Dalam praktek penyelenggaraan negara dituntut adanya pertanggungjawaban seluruh unsur yang terdapat di dalamnya. Salah satu masalah yang cukup pelik dalam praktek penyelenggaraan negara tersebut adalah perwujudan akuntabilitas kepada publik dari lembaga penyelenggaran negara. Menurut Rahmad Bahari, akuntabilitas merupakan :  “Akuntabilitas bukan sekedar merupakan tanggung jawab penggunaan keuangan saja, tetapi juga menyangkut persoalan kinerja, kepatuhan serta kemampuan dalam menjalankan tugas dan kewajiban sebagaimana diamanatkan oleh pemegang kedaulatan sejati yaitu rakyat” (Rahmad Bahari, 2005:1)

Pelayanan

Menurut Kamus Besar Bahasa Indonesia (1989: 504), pelayanan berasal dari kata “layan” yang artinya menyediakan segala apa yang diperlukan orang lain. Sedangkan Moenir (1997:4) mengartikan pelayanan yaitu untuk memenuhi kebutuhan manusia yang diusahakan melalui aktivitas orang lain. Aktivitas disini adalah segala sesuatu penggunaan akal, pikiran, panca indera dan anggota badan dengan atau tanpa alat bantu yang dilakukan oleh seseorang untuk mendapatkan suatu yang diinginkan baik dalam bentuk barang atau jasa. Proses pemenuhan kebutuhan melalui aktivitas inilah yang dinamakan pelayanan.

Kepabeanan

Menurut Kamus Besar Bahasa Indonesia, pengertian “pabean” adalah instansi (jawatan, kantor) yang mengawasi, memungut, dan mengurus bea masuk (impor) dan bea keluar (ekspor) baik melalui darat, laut, dan udara.
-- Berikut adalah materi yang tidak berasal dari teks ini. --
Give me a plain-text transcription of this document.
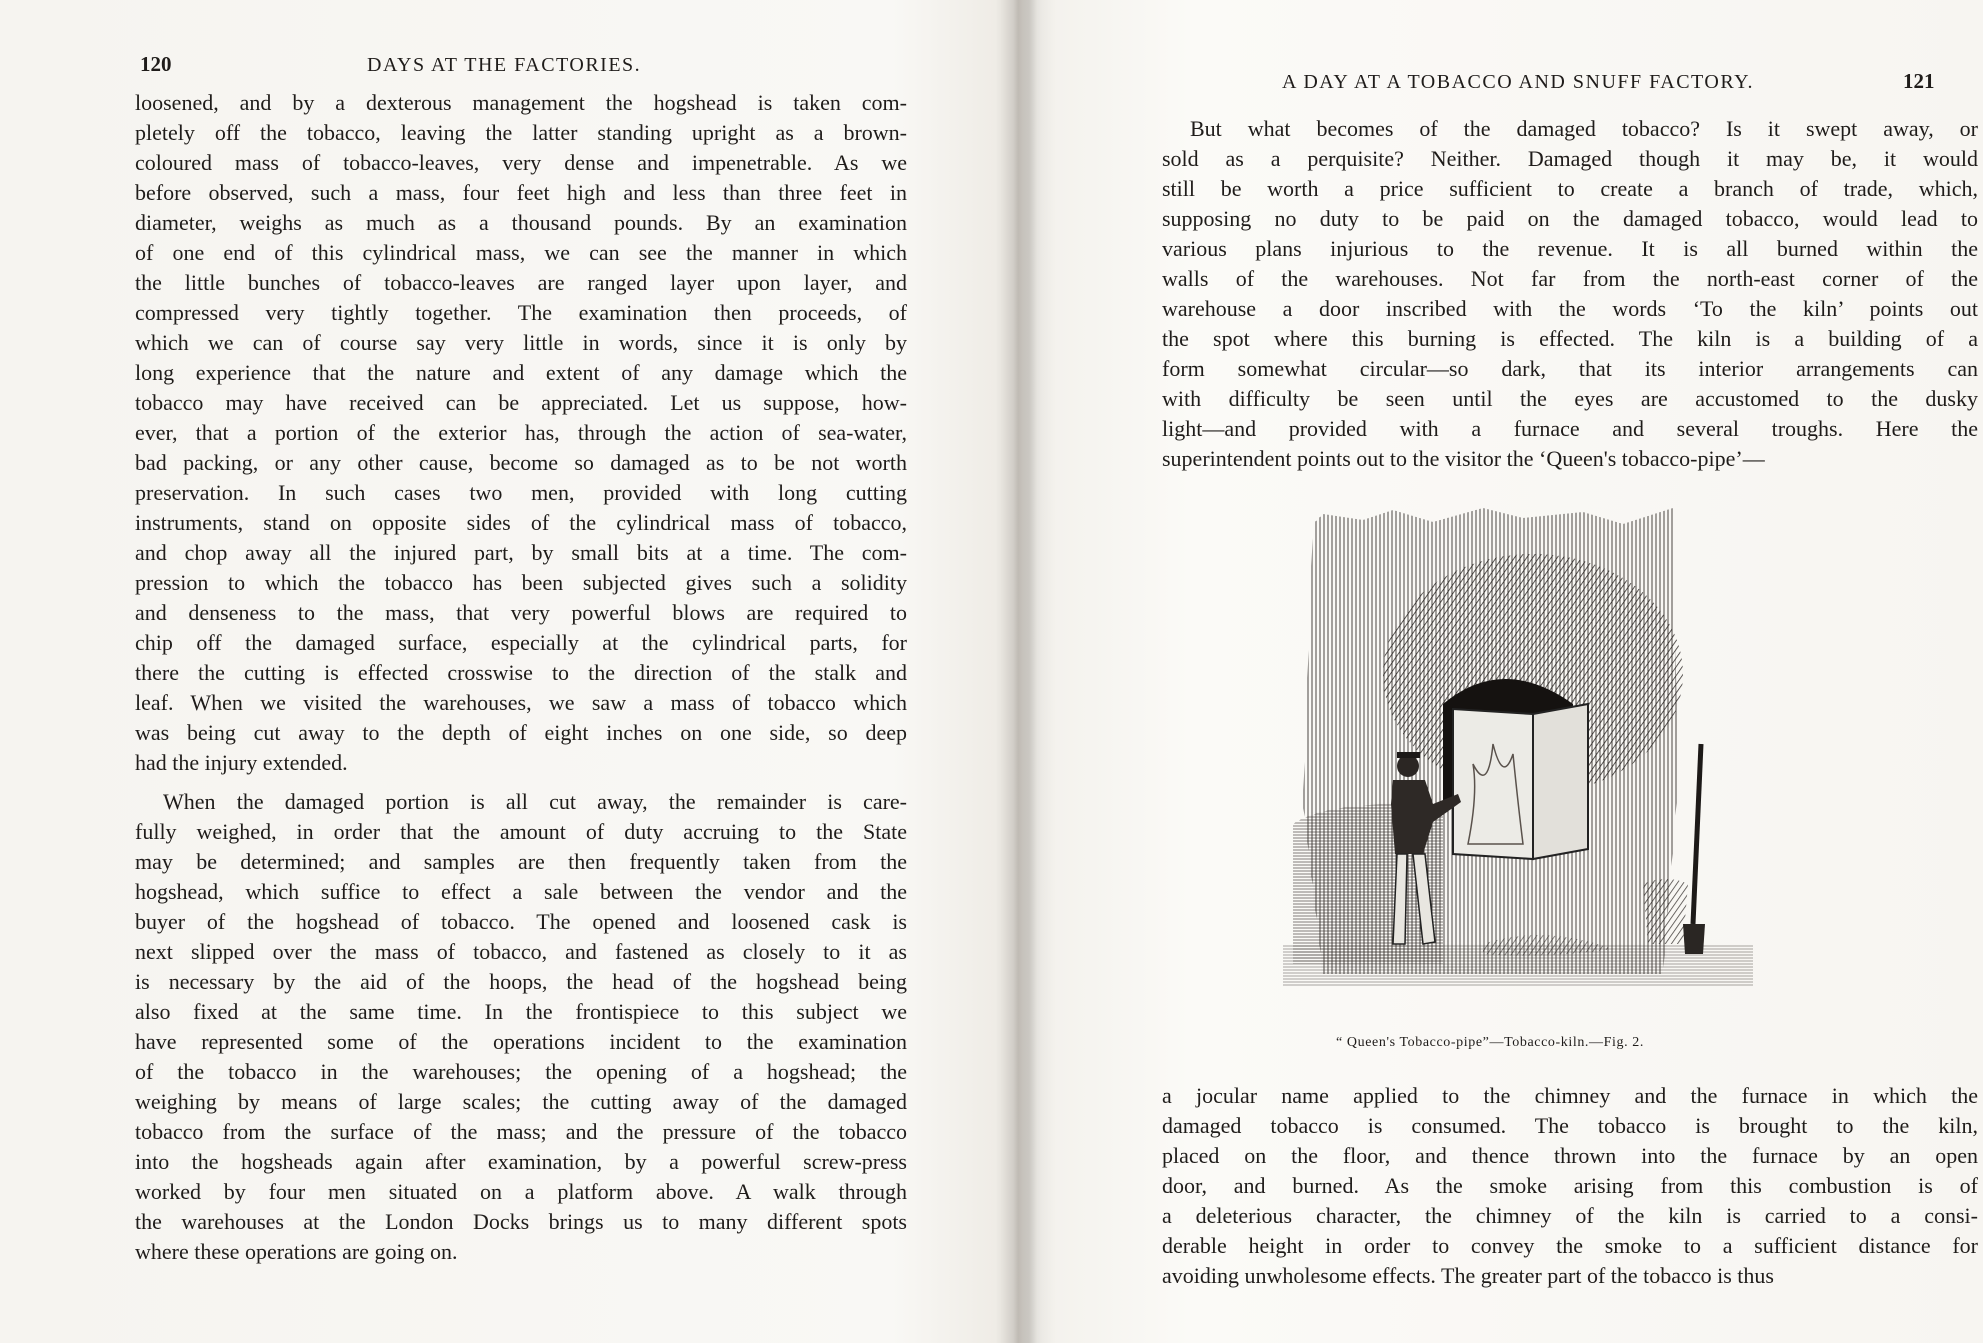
120	DAYS AT THE FACTORIES.
loosened, and by a dexterous management the hogshead is taken com-
pletely off the tobacco, leaving the latter standing upright as a brown-
coloured mass of tobacco-leaves, very dense and impenetrable. As we
before observed, such a mass, four feet high and less than three feet in
diameter, weighs as much as a thousand pounds. By an examination
of one end of this cylindrical mass, we can see the manner in which
the little bunches of tobacco-leaves are ranged layer upon layer, and
compressed very tightly together. The examination then proceeds, of
which we can of course say very little in words, since it is only by
long experience that the nature and extent of any damage which the
tobacco may have received can be appreciated. Let us suppose, how-
ever, that a portion of the exterior has, through the action of sea-water,
bad packing, or any other cause, become so damaged as to be not worth
preservation. In such cases two men, provided with long cutting
instruments, stand on opposite sides of the cylindrical mass of tobacco,
and chop away all the injured part, by small bits at a time. The com-
pression to which the tobacco has been subjected gives such a solidity
and denseness to the mass, that very powerful blows are required to
chip off the damaged surface, especially at the cylindrical parts, for
there the cutting is effected crosswise to the direction of the stalk and
leaf. When we visited the warehouses, we saw a mass of tobacco which
was being cut away to the depth of eight inches on one side, so deep
had the injury extended.
When the damaged portion is all cut away, the remainder is care-
fully weighed, in order that the amount of duty accruing to the State
may be determined; and samples are then frequently taken from the
hogshead, which suffice to effect a sale between the vendor and the
buyer of the hogshead of tobacco. The opened and loosened cask is
next slipped over the mass of tobacco, and fastened as closely to it as
is necessary by the aid of the hoops, the head of the hogshead being
also fixed at the same time. In the frontispiece to this subject we
have represented some of the operations incident to the examination
of the tobacco in the warehouses; the opening of a hogshead; the
weighing by means of large scales; the cutting away of the damaged
tobacco from the surface of the mass; and the pressure of the tobacco
into the hogsheads again after examination, by a powerful screw-press
worked by four men situated on a platform above. A walk through
the warehouses at the London Docks brings us to many different spots
where these operations are going on.
A DAY AT A TOBACCO AND SNUFF FACTORY.	121
But what becomes of the damaged tobacco? Is it swept away, or
sold as a perquisite? Neither. Damaged though it may be, it would
still be worth a price sufficient to create a branch of trade, which,
supposing no duty to be paid on the damaged tobacco, would lead to
various plans injurious to the revenue. It is all burned within the
walls of the warehouses. Not far from the north-east corner of the
warehouse a door inscribed with the words ‘To the kiln’ points out
the spot where this burning is effected. The kiln is a building of a
form somewhat circular—so dark, that its interior arrangements can
with difficulty be seen until the eyes are accustomed to the dusky
light—and provided with a furnace and several troughs. Here the
superintendent points out to the visitor the ‘Queen's tobacco-pipe’—
“ Queen's Tobacco-pipe”—Tobacco-kiln.—Fig. 2.
a jocular name applied to the chimney and the furnace in which the
damaged tobacco is consumed. The tobacco is brought to the kiln,
placed on the floor, and thence thrown into the furnace by an open
door, and burned. As the smoke arising from this combustion is of
a deleterious character, the chimney of the kiln is carried to a consi-
derable height in order to convey the smoke to a sufficient distance for
avoiding unwholesome effects. The greater part of the tobacco is thus
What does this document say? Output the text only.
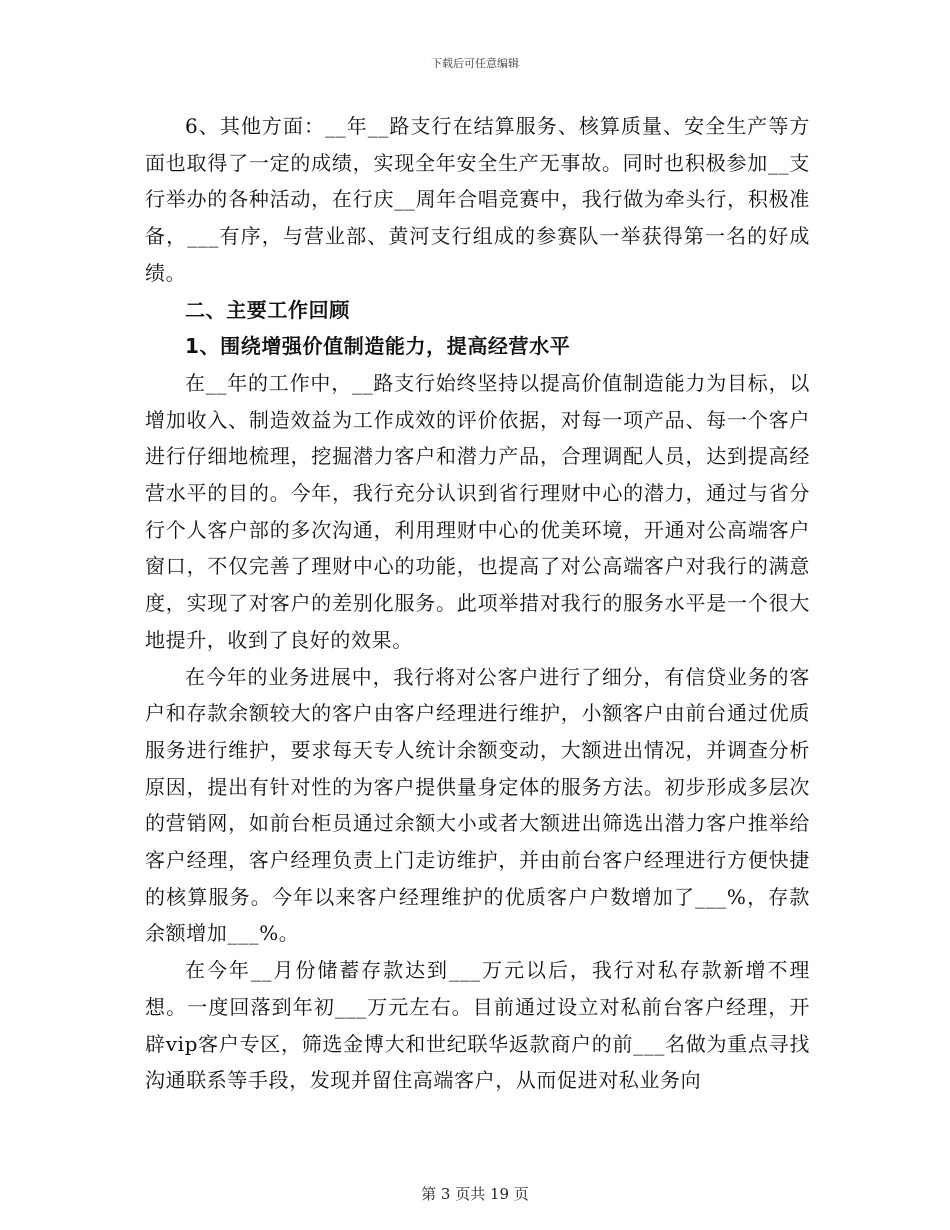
下载后可任意编辑

6、其他方面：__年__路支行在结算服务、核算质量、安全生产等方面也取得了一定的成绩，实现全年安全生产无事故。同时也积极参加__支行举办的各种活动，在行庆__周年合唱竞赛中，我行做为牵头行，积极准备，___有序，与营业部、黄河支行组成的参赛队一举获得第一名的好成绩。

二、主要工作回顾

1、围绕增强价值制造能力，提高经营水平

在__年的工作中，__路支行始终坚持以提高价值制造能力为目标，以增加收入、制造效益为工作成效的评价依据，对每一项产品、每一个客户进行仔细地梳理，挖掘潜力客户和潜力产品，合理调配人员，达到提高经营水平的目的。今年，我行充分认识到省行理财中心的潜力，通过与省分行个人客户部的多次沟通，利用理财中心的优美环境，开通对公高端客户窗口，不仅完善了理财中心的功能，也提高了对公高端客户对我行的满意度，实现了对客户的差别化服务。此项举措对我行的服务水平是一个很大地提升，收到了良好的效果。

在今年的业务进展中，我行将对公客户进行了细分，有信贷业务的客户和存款余额较大的客户由客户经理进行维护，小额客户由前台通过优质服务进行维护，要求每天专人统计余额变动，大额进出情况，并调查分析原因，提出有针对性的为客户提供量身定体的服务方法。初步形成多层次的营销网，如前台柜员通过余额大小或者大额进出筛选出潜力客户推举给客户经理，客户经理负责上门走访维护，并由前台客户经理进行方便快捷的核算服务。今年以来客户经理维护的优质客户户数增加了___%，存款余额增加___%。

在今年__月份储蓄存款达到___万元以后，我行对私存款新增不理想。一度回落到年初___万元左右。目前通过设立对私前台客户经理，开辟vip客户专区，筛选金博大和世纪联华返款商户的前___名做为重点寻找沟通联系等手段，发现并留住高端客户，从而促进对私业务向

第 3 页共 19 页
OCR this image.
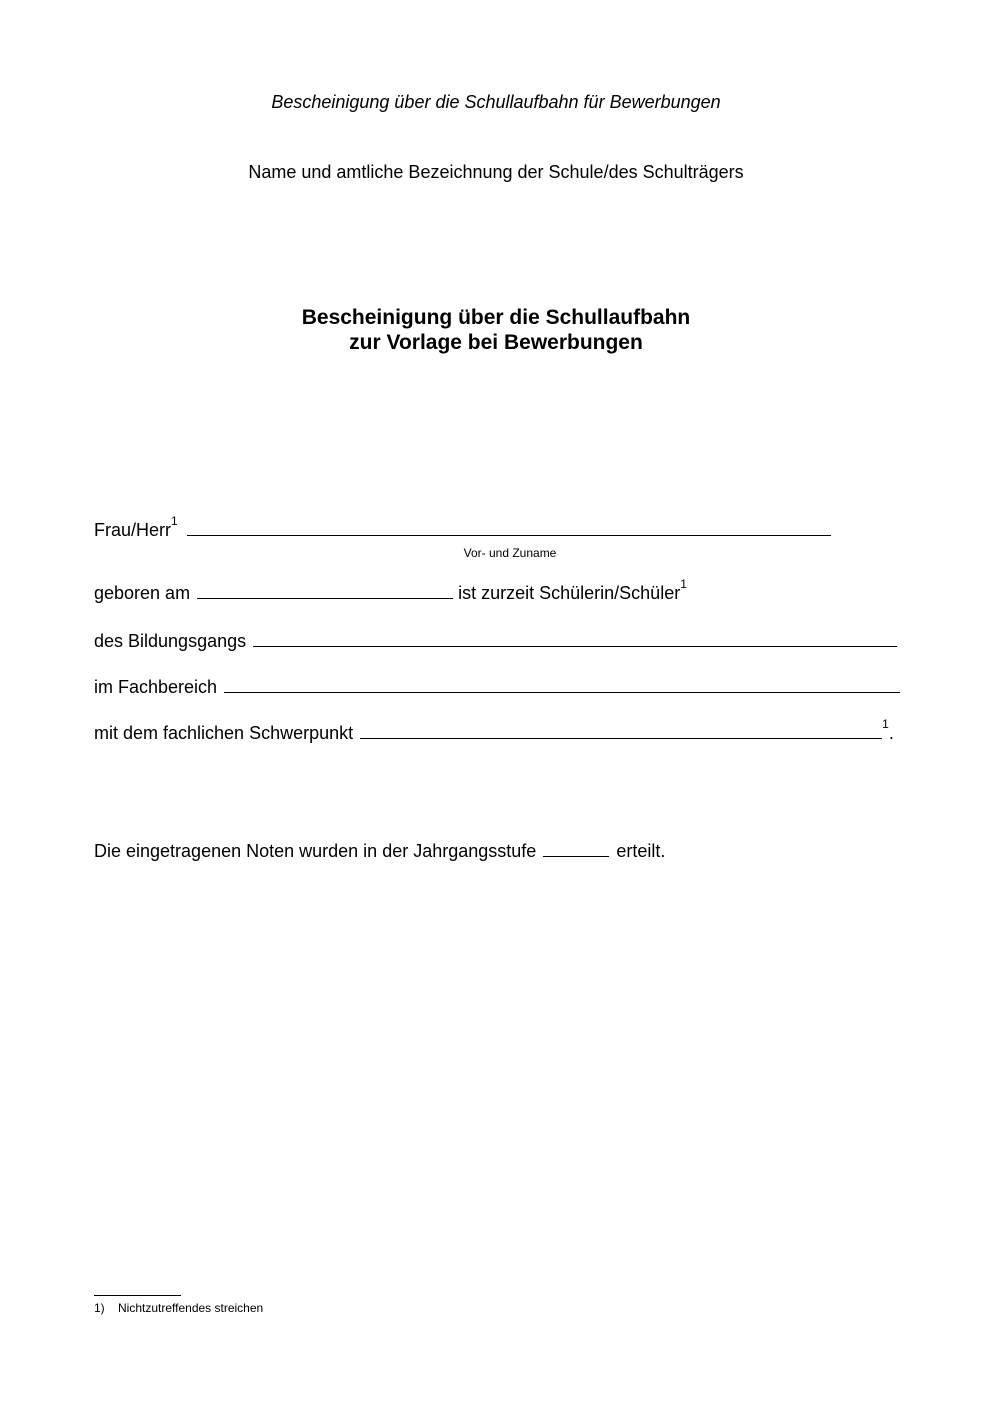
Bescheinigung über die Schullaufbahn für Bewerbungen
Name und amtliche Bezeichnung der Schule/des Schulträgers
Bescheinigung über die Schullaufbahn
zur Vorlage bei Bewerbungen
Frau/Herr$^1$
Vor- und Zuname
geboren am	ist zurzeit Schülerin/Schüler$^1$
des Bildungsgangs
im Fachbereich
mit dem fachlichen Schwerpunkt	$^1$.
Die eingetragenen Noten wurden in der Jahrgangsstufe	erteilt.
1) Nichtzutreffendes streichen
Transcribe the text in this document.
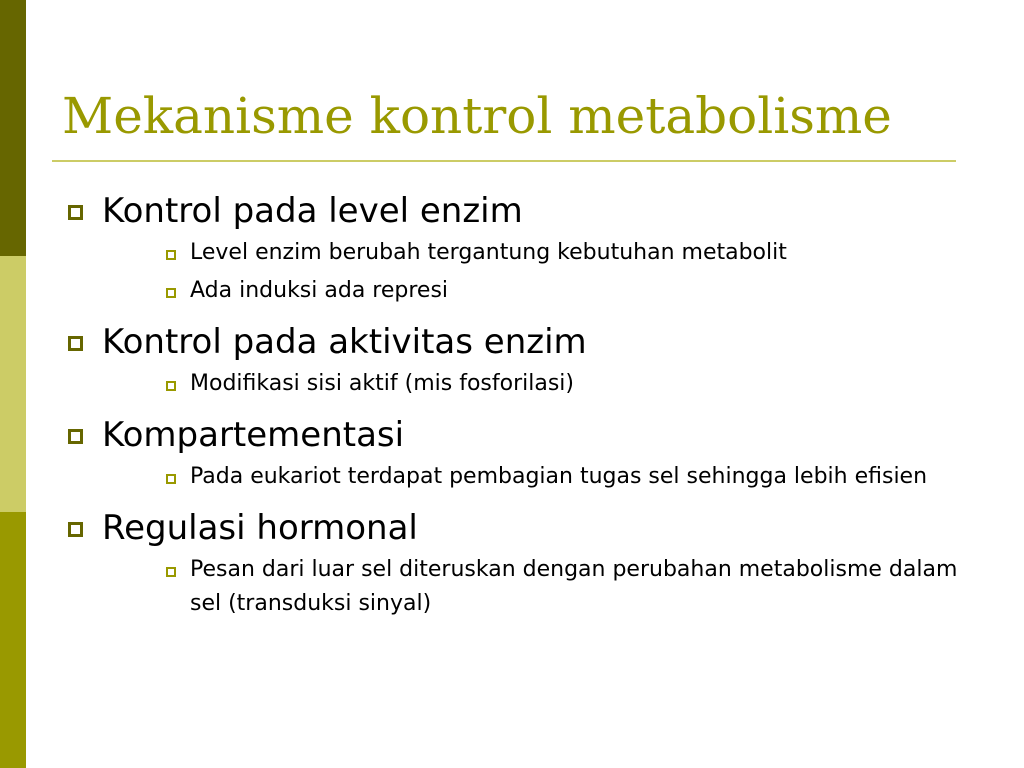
Mekanisme kontrol metabolisme
Kontrol pada level enzim
Level enzim berubah tergantung kebutuhan metabolit
Ada induksi ada represi
Kontrol pada aktivitas enzim
Modifikasi sisi aktif (mis fosforilasi)
Kompartementasi
Pada eukariot terdapat pembagian tugas sel sehingga lebih efisien
Regulasi hormonal
Pesan dari luar sel diteruskan dengan perubahan metabolisme dalam sel (transduksi sinyal)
Sedangkan pengertian dari “kepabeanan” adalah perihal yang bertalian dengan pabean Pengartian istilah “kepabeanan” yang terdapat dalam undang-undang Nomor 17 tahun 2006 tentang kepabanan adalah segala sesuatu yang berhubungan dengan pengawasan atas lalu lintas barang yang masuk atau keluar daerah pabean serta pemungutan bea masuk dan bea keluar.

 

D. Metode Penelitian

Penelitian ini dilakukan di lingkungan kerja KPPBC Tipe A3 Surakarta terutama pada bagian-bagian yang melayani pelayanan kepabeanan. Jenis penelitian ini adalah deskriptif kualitatif dengan teknik pengambilan data melalui observasi, wawancara, dan dokumentasi.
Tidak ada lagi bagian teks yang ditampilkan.